Setelah sampai di depan rumah Angga, tanpa mengetuk pintu Gani langsung masuk dan menuju kamar di mana Angga berada setelah pulang sekolah. Gani dan teman-temannya memang sudah sering ke rumah Angga. Jadi baik kedua orang tua Angga maupun pembantu di rumah Angga pun sudah tak asing lagi dengan Gani dan teman-teman Angga yang lain.
"Eh, ada mas Gani. Nyari Den Angga ya mas?" tanya bi Surti, pembantu di rumah Angga.
"Eh, ada Bibi, iya nih Angganya ada, kan?" Tanya Gani pada bi Surti sambil mengambil sebelah tangan Bi Surti untuk cium tangan.
"Ada, mas langsung ke kamar Den Angga aja. Mas Gani mau minum apa? Biar bibi ambilkan," tawar bi Surti.
"Nggak usah Bi, nanti Gani biar ambil sendiri. Bi Surti sama Mang Tatang gimana kabarnya, sehat?" Tanya Gani.
"Alhamdulillah, bibi sama Mang Tatang sehat. Mas Gani gimana? Sehat kan? Sekolahnya lancar?" Bi Surti kembali bertanya kepada Gani.
"Gani sehat Bi, tiga bulan lagi Gani mau tanding voli, bibi doain supaya Gani menang ya," Gani berujar sambil nyengir.
"Pasti lah! Bibi pasti doain mudah-mudahan mas Gani sama den Angga bisa menang," ucap Bu Surti diiringi senyum.
Gani memang tergolong pemuda yang sopan. Dia selalu mencium tangan orang yang lebih tua sebagai bentuk kesopanan.
Gani bilang "Sama orang yang lebih tua itu harus sopan, nggak boleh pandang kedudukan dan jabatan, mau orang itu petani kek, pembantu kek, tukang kebun kek, semuanya harus di hormati," Begitu kata Gani ketika ada salah satu temannya bertanya kenapa setiap ke rumah Angga jika dia bertemu Bi Surti Gani selalu cium tangan. Gani juga tak segan atau risih untuk mengobrol dengan Mang Tatang, tukang kebun di rumah Angga.
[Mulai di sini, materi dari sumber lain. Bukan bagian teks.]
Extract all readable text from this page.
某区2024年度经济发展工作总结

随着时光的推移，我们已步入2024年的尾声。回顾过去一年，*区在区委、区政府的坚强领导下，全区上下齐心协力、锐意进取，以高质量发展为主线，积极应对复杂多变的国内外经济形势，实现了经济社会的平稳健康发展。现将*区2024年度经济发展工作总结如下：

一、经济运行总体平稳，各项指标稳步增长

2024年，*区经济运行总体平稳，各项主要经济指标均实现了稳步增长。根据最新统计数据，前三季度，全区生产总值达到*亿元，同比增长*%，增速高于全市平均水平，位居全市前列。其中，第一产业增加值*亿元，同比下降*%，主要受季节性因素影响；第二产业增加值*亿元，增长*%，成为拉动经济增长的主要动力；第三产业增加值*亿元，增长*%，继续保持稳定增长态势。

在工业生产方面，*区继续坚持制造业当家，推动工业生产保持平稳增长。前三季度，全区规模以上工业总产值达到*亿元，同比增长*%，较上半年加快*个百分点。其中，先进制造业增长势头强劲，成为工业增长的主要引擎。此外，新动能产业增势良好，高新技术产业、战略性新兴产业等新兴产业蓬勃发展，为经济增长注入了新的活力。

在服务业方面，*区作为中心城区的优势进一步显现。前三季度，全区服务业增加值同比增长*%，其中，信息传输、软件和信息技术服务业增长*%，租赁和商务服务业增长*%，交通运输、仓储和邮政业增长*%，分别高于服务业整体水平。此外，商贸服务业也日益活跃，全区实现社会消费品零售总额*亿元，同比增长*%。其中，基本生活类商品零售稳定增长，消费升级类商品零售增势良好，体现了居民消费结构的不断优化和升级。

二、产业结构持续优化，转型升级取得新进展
"Yaudah, Gani ke Angga dulu ya Bi. Mari Bi Surti," Pamit Gani.
Sementara bi Surti hanya mengangguk dan tersenyum sambil memandang punggung Gani yang mulai menghilang di balik pintu kamar Angga.
"Calon mantu idaman," ujar Bi Surti sambil berlalu dari tempatnya berdiri untuk melanjutkan pekerjaannya.